How can we sing a song of the LORD
on alien soil?

(Psalm 137: 1 – 4 JPS version [i])

They hung their harps and lyres upon the branches of the willows and poplars because they had no more use for them. They could not sing hymns and songs of praise.  For the dead cannot praise God.

For there is no praise of You among the dead;
in Sheol, who can acclaim You?

(Psalm 6: 6 JPS version)

For it is not Sheol that praises you,
not [the Land of ]Death that extols you;
nor do they who descend into the Pit
hope for Your grace.
The living, only the living
can give thanks to you…

(Isaiah 38: 18 – 19a JPS version)

They were dead – inwardly.  With no hope. No praise.  How could they sing?

And if the psalm were to end at verse 6, with the expression of the psalmist’s desire to never forget his homeland, I would consider psalm 137 to be just about the greatest psalm in the book.  But it doesn’t.  Good God! It doesn’t.

Verses 7 – 9 take turn this beautiful psalm into an expression of hate and brutal revenge. 

I recognize that I am reading it with modern eyes and evaluating it by contemporary standards.  This is somewhat inevitable.  I may appreciate in the abstract that in the ancient world this was the norm, but I cannot (and will not) accept it as the normative prescription for today.

The Psalmist calls upon God to remember the Edomites (perpetual enemies and feuding relatives to the Jewish people) and their participation in Jerusalem’s destruction.  Remember how they treated us.   And, though it’s left unspoken, the implication is – “do the same to them, God.”  Strip them bare and humiliate them.

Mitchell Dahood, in the Anchor Bible translation, suggests that because Jerusalem is addressed directly in verse 5, and Babylon is addressed directly in verse 8, that Edom should be addressed directly in verse 7.  Making this a warning to the sons of Edom (“Remember Yahweh, O sons of Edom…” (Dahood, 272) [ii] rather than a plea for God to exact revenge against them.

But the final two verses are clearly a curse against Babylon – a curse disguised as a blessing. 

Fair Babylon, you predator,
a blessing on him who repays you in kind
what you have inflicted on us;
a blessing on him who seizes your babies
and dashes them against the rocks!
(Psalm 137: 8 – 9 JPS version)

If verses 1 – 6 are among the greatest lines of scripture, these are among the worst- the ugliest, the most disgusting.  I don’t care that it’s scripture; it’s abominable. I understand the emotion. I understand the bitterness one may have toward someone who has wronged them.  I understand the need to express that emotion.  But I will not accept this as a valid prescription for modern living.

If we continue to pray for the children of our enemies to be killed, we will continue to live in a brutal hate filled world of violence.  Let us move beyond the psalms of hate into the words of Jesus: “Love your enemies. Pray for those who persecute you.”  (Matthew 5:44)
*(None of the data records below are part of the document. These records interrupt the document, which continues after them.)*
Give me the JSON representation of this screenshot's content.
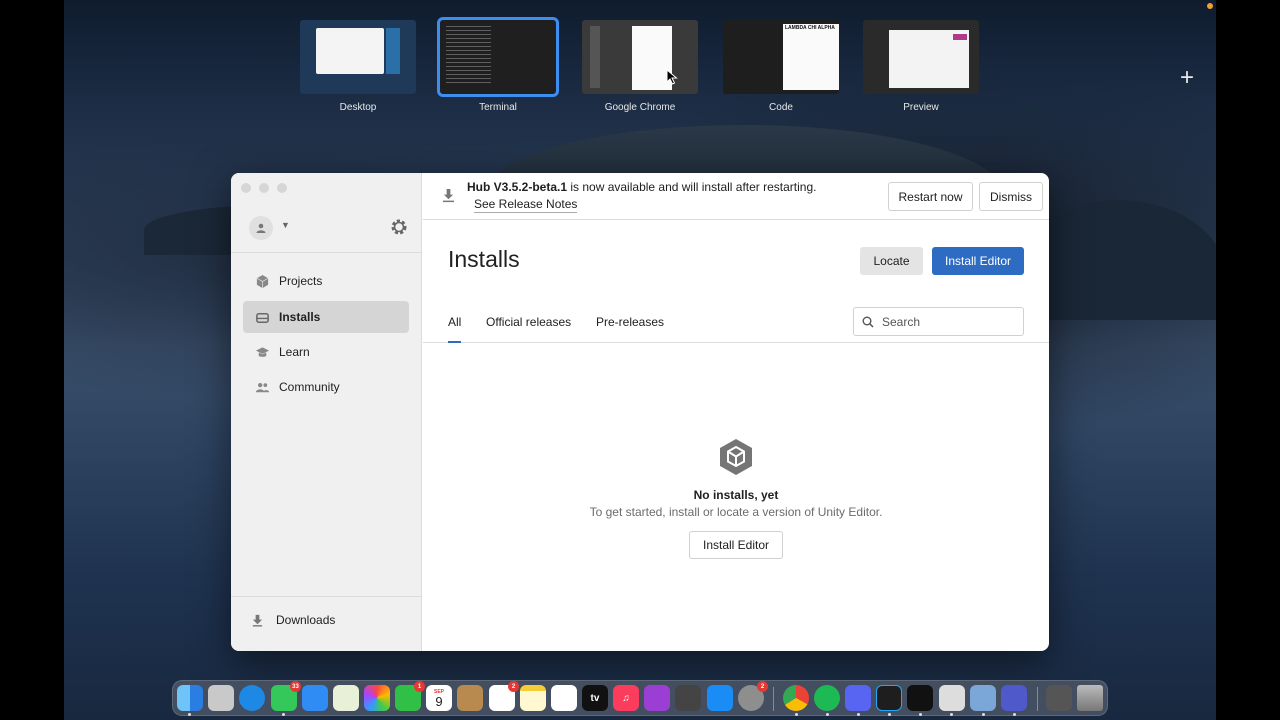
{
  "spaces": [
    {
      "label": "Desktop"
    },
    {
      "label": "Terminal"
    },
    {
      "label": "Google Chrome"
    },
    {
      "label": "Code"
    },
    {
      "label": "Preview"
    }
  ],
  "code_thumb_text": "LAMBDA CHI ALPHA",
  "update_banner": {
    "version": "Hub V3.5.2-beta.1",
    "message": " is now available and will install after restarting.",
    "release_notes": "See Release Notes",
    "restart_label": "Restart now",
    "dismiss_label": "Dismiss"
  },
  "sidebar": {
    "items": [
      {
        "label": "Projects"
      },
      {
        "label": "Installs"
      },
      {
        "label": "Learn"
      },
      {
        "label": "Community"
      }
    ],
    "downloads_label": "Downloads"
  },
  "main": {
    "title": "Installs",
    "locate_label": "Locate",
    "install_editor_label": "Install Editor",
    "tabs": [
      {
        "label": "All"
      },
      {
        "label": "Official releases"
      },
      {
        "label": "Pre-releases"
      }
    ],
    "search_placeholder": "Search",
    "empty": {
      "heading": "No installs, yet",
      "subtext": "To get started, install or locate a version of Unity Editor.",
      "button_label": "Install Editor"
    }
  },
  "dock": {
    "messages_badge": "33",
    "facetime_badge": "1",
    "calendar_month": "SEP",
    "calendar_day": "9",
    "reminders_badge": "2",
    "settings_badge": "2",
    "tv_label": "tv"
  },
  "colors": {
    "accent": "#2e6cc3",
    "selected_space": "#3d8ef0"
  }
}
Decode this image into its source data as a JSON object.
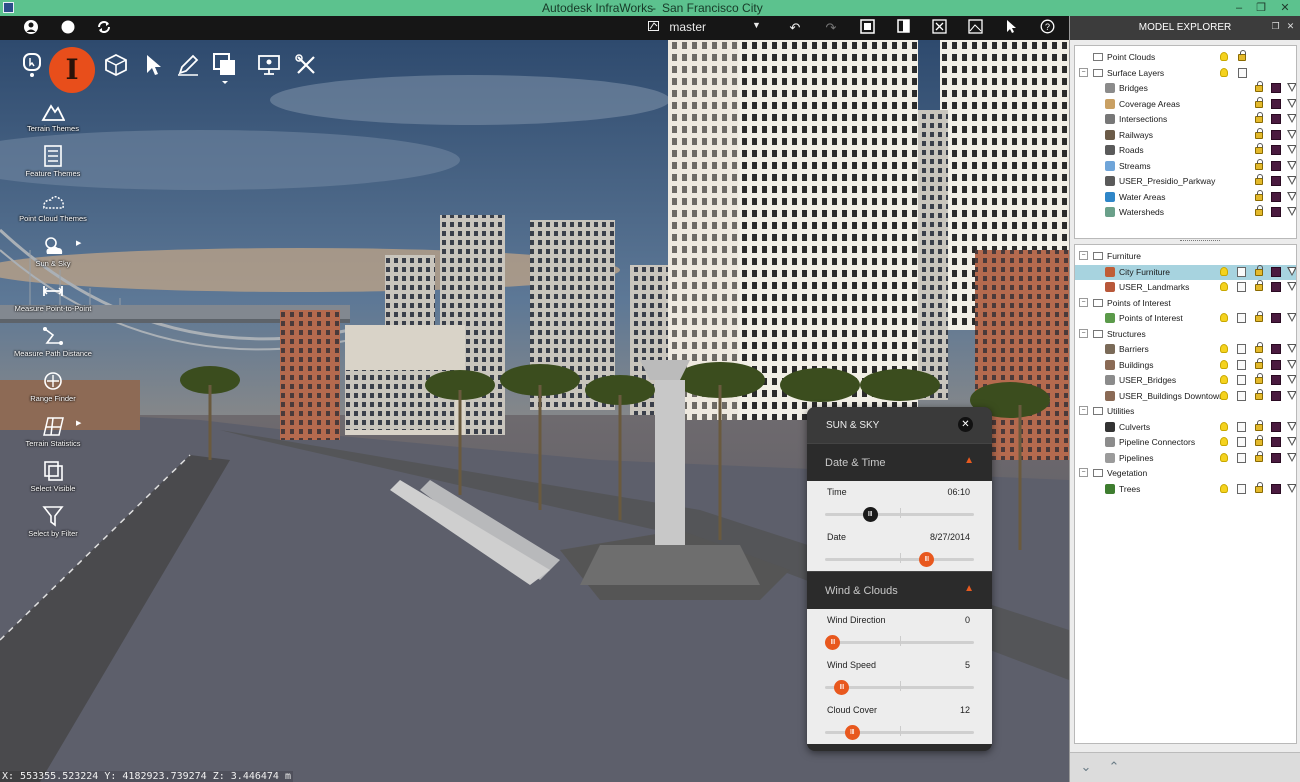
{
  "window": {
    "app_title": "Autodesk InfraWorks",
    "model_title": "San Francisco City"
  },
  "toolbar": {
    "proposal": "master",
    "left_icons": [
      "user-icon",
      "circle-icon",
      "sync-icon"
    ],
    "right_icons": [
      "undo-icon",
      "redo-icon",
      "windows-icon",
      "panel-icon",
      "fit-view-icon",
      "image-icon",
      "pointer-icon",
      "help-icon"
    ],
    "help": "?"
  },
  "main_toolbar": {
    "logo": "I",
    "icons": [
      "create-manage-icon",
      "build-icon",
      "select-pointer-icon",
      "sketch-pencil-icon",
      "layers-icon",
      "present-icon",
      "settings-tools-icon"
    ]
  },
  "tools": [
    {
      "label": "Terrain Themes",
      "icon": "mountain-icon"
    },
    {
      "label": "Feature Themes",
      "icon": "list-icon"
    },
    {
      "label": "Point Cloud Themes",
      "icon": "cloud-icon"
    },
    {
      "label": "Sun & Sky",
      "icon": "sun-cloud-icon"
    },
    {
      "label": "Measure Point-to-Point",
      "icon": "measure-icon"
    },
    {
      "label": "Measure Path Distance",
      "icon": "path-icon"
    },
    {
      "label": "Range Finder",
      "icon": "crosshair-icon"
    },
    {
      "label": "Terrain Statistics",
      "icon": "grid-icon"
    },
    {
      "label": "Select Visible",
      "icon": "select-icon"
    },
    {
      "label": "Select by Filter",
      "icon": "filter-icon"
    }
  ],
  "status": {
    "coordinates": "X: 553355.523224 Y: 4182923.739274 Z: 3.446474 m"
  },
  "sun_sky": {
    "title": "SUN & SKY",
    "date_time_section": "Date & Time",
    "wind_section": "Wind & Clouds",
    "sliders": [
      {
        "name": "Time",
        "value": "06:10",
        "position": 0.3
      },
      {
        "name": "Date",
        "value": "8/27/2014",
        "position": 0.68
      },
      {
        "name": "Wind Direction",
        "value": "0",
        "position": 0.05
      },
      {
        "name": "Wind Speed",
        "value": "5",
        "position": 0.11
      },
      {
        "name": "Cloud Cover",
        "value": "12",
        "position": 0.18
      }
    ]
  },
  "explorer": {
    "title": "MODEL EXPLORER",
    "top_items": [
      {
        "label": "Point Clouds",
        "level": 0,
        "icon": "folder",
        "expander": "",
        "controls": [
          "bulb",
          "lock"
        ]
      },
      {
        "label": "Surface Layers",
        "level": 0,
        "icon": "folder",
        "expander": "−",
        "controls": [
          "bulb",
          "book"
        ]
      },
      {
        "label": "Bridges",
        "level": 1,
        "icon": "bridge-icon",
        "expander": "",
        "controls": [
          "lock",
          "swatch",
          "filter"
        ]
      },
      {
        "label": "Coverage Areas",
        "level": 1,
        "icon": "coverage-icon",
        "expander": "",
        "controls": [
          "lock",
          "swatch",
          "filter"
        ]
      },
      {
        "label": "Intersections",
        "level": 1,
        "icon": "intersection-icon",
        "expander": "",
        "controls": [
          "lock",
          "swatch",
          "filter"
        ]
      },
      {
        "label": "Railways",
        "level": 1,
        "icon": "railway-icon",
        "expander": "",
        "controls": [
          "lock",
          "swatch",
          "filter"
        ]
      },
      {
        "label": "Roads",
        "level": 1,
        "icon": "road-icon",
        "expander": "",
        "controls": [
          "lock",
          "swatch",
          "filter"
        ]
      },
      {
        "label": "Streams",
        "level": 1,
        "icon": "stream-icon",
        "expander": "",
        "controls": [
          "lock",
          "swatch",
          "filter"
        ]
      },
      {
        "label": "USER_Presidio_Parkway",
        "level": 1,
        "icon": "road-icon",
        "expander": "",
        "controls": [
          "lock",
          "swatch",
          "filter"
        ]
      },
      {
        "label": "Water Areas",
        "level": 1,
        "icon": "water-icon",
        "expander": "",
        "controls": [
          "lock",
          "swatch",
          "filter"
        ]
      },
      {
        "label": "Watersheds",
        "level": 1,
        "icon": "watershed-icon",
        "expander": "",
        "controls": [
          "lock",
          "swatch",
          "filter"
        ]
      }
    ],
    "bottom_items": [
      {
        "label": "Furniture",
        "level": 0,
        "icon": "folder",
        "expander": "−",
        "controls": []
      },
      {
        "label": "City Furniture",
        "level": 1,
        "icon": "furniture-icon",
        "expander": "",
        "selected": true,
        "controls": [
          "bulb",
          "book",
          "lock",
          "swatch",
          "filter"
        ]
      },
      {
        "label": "USER_Landmarks",
        "level": 1,
        "icon": "landmark-icon",
        "expander": "",
        "controls": [
          "bulb",
          "book",
          "lock",
          "swatch",
          "filter"
        ]
      },
      {
        "label": "Points of Interest",
        "level": 0,
        "icon": "folder",
        "expander": "−",
        "controls": []
      },
      {
        "label": "Points of Interest",
        "level": 1,
        "icon": "poi-icon",
        "expander": "",
        "controls": [
          "bulb",
          "book",
          "lock",
          "swatch",
          "filter"
        ]
      },
      {
        "label": "Structures",
        "level": 0,
        "icon": "folder",
        "expander": "−",
        "controls": []
      },
      {
        "label": "Barriers",
        "level": 1,
        "icon": "barrier-icon",
        "expander": "",
        "controls": [
          "bulb",
          "book",
          "lock",
          "swatch",
          "filter"
        ]
      },
      {
        "label": "Buildings",
        "level": 1,
        "icon": "building-icon",
        "expander": "",
        "controls": [
          "bulb",
          "book",
          "lock",
          "swatch",
          "filter"
        ]
      },
      {
        "label": "USER_Bridges",
        "level": 1,
        "icon": "bridge-icon",
        "expander": "",
        "controls": [
          "bulb",
          "book",
          "lock",
          "swatch",
          "filter"
        ]
      },
      {
        "label": "USER_Buildings Downtown",
        "level": 1,
        "icon": "building-icon",
        "expander": "",
        "controls": [
          "bulb",
          "book",
          "lock",
          "swatch",
          "filter"
        ]
      },
      {
        "label": "Utilities",
        "level": 0,
        "icon": "folder",
        "expander": "−",
        "controls": []
      },
      {
        "label": "Culverts",
        "level": 1,
        "icon": "culvert-icon",
        "expander": "",
        "controls": [
          "bulb",
          "book",
          "lock",
          "swatch",
          "filter"
        ]
      },
      {
        "label": "Pipeline Connectors",
        "level": 1,
        "icon": "pipe-connector-icon",
        "expander": "",
        "controls": [
          "bulb",
          "book",
          "lock",
          "swatch",
          "filter"
        ]
      },
      {
        "label": "Pipelines",
        "level": 1,
        "icon": "pipeline-icon",
        "expander": "",
        "controls": [
          "bulb",
          "book",
          "lock",
          "swatch",
          "filter"
        ]
      },
      {
        "label": "Vegetation",
        "level": 0,
        "icon": "folder",
        "expander": "−",
        "controls": []
      },
      {
        "label": "Trees",
        "level": 1,
        "icon": "tree-icon",
        "expander": "",
        "controls": [
          "bulb",
          "book",
          "lock",
          "swatch",
          "filter"
        ]
      }
    ]
  },
  "colors": {
    "titlebar": "#5cc28e",
    "accent": "#e84e1b",
    "selection": "#a7d3df",
    "swatch": "#4a1a3f"
  }
}
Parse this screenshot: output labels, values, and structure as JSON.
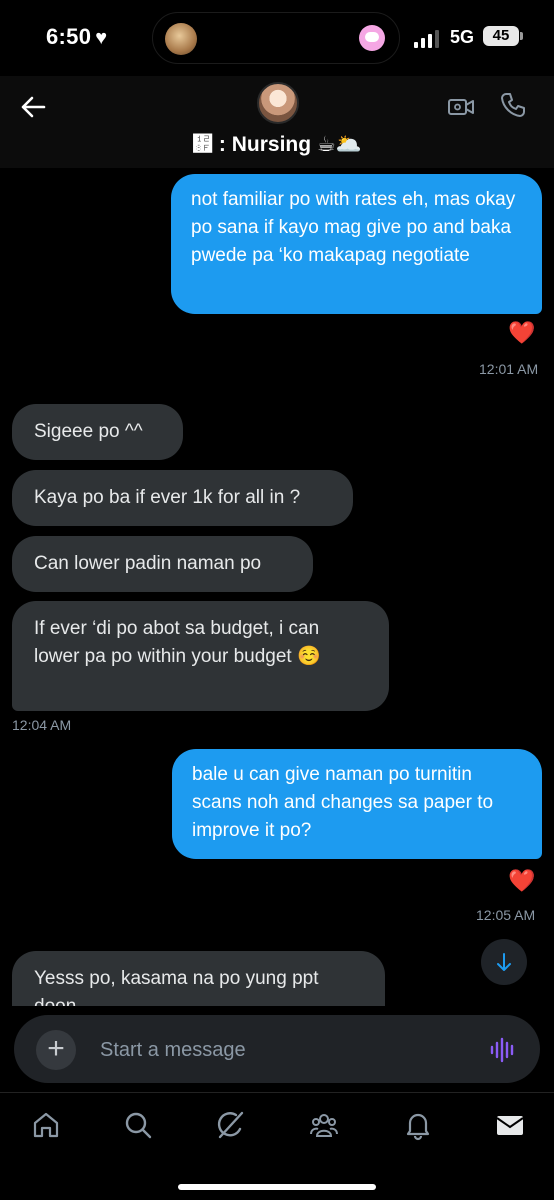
{
  "status_bar": {
    "time": "6:50",
    "network": "5G",
    "battery": "45",
    "signal_bars": 3
  },
  "header": {
    "title": "኏ : Nursing ☕🌥️",
    "icons": [
      "back-arrow-icon",
      "video-call-icon",
      "phone-icon"
    ]
  },
  "messages": [
    {
      "type": "sent",
      "text": "not familiar po with rates eh, mas okay po sana if kayo mag give po and baka pwede pa ‘ko makapag negotiate",
      "reaction": "❤️",
      "time": "12:01 AM"
    },
    {
      "type": "received",
      "text": "Sigeee po ^^"
    },
    {
      "type": "received",
      "text": "Kaya po ba if ever 1k for all in ?"
    },
    {
      "type": "received",
      "text": "Can lower padin naman po"
    },
    {
      "type": "received",
      "text": "If ever ‘di po abot sa budget, i can lower pa po within your budget ☺️",
      "time": "12:04 AM"
    },
    {
      "type": "sent",
      "text": "bale u can give naman po turnitin scans noh and changes sa paper to improve it po?",
      "reaction": "❤️",
      "time": "12:05 AM"
    },
    {
      "type": "received",
      "text": "Yesss po, kasama na po yung ppt doon"
    }
  ],
  "composer": {
    "placeholder": "Start a message"
  },
  "tabs": [
    "home",
    "search",
    "grok",
    "communities",
    "notifications",
    "messages"
  ],
  "colors": {
    "sent_bubble": "#1d9bf0",
    "received_bubble": "#2f3336",
    "voice_icon": "#8b5cf6",
    "reaction_heart": "#e0245e"
  }
}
Bombing the homes and houses of your enemies is not love.  It is disgusting and abominable.

[i] The New JPS Translation – The Jewish Publication Society, Philadelphia, PA, 1999.
[ii] Dahood, Mitchell, Psalms III 101 – 150: Introduction, Translation and Notes, Doubleday & Company, Inc. Garden City, NY, 1970.


  1. The bible is honest, if nothing else. It doesn't hide the frailty and ugliness of the human heart, nor does it clean up reality to fit into some neat narrative like an evangelical's witness story. It just puts it all out there the way it is; the good next to the bad next to the beautiful, tied together with the questionable. What happens when the human is laid side-by-side with the divine, though, is that the human starts to become clearer. It loses its luster. Eventually, as the divine works its magic on us, the human parts that we are well to be rid of start to stick out like a sore thumb. And as much as it pains us to see it there, it is only because it's out there in the open, not hiding somewhere in our hearts, that we can start to tell the difference between human honesty and Godly intentions.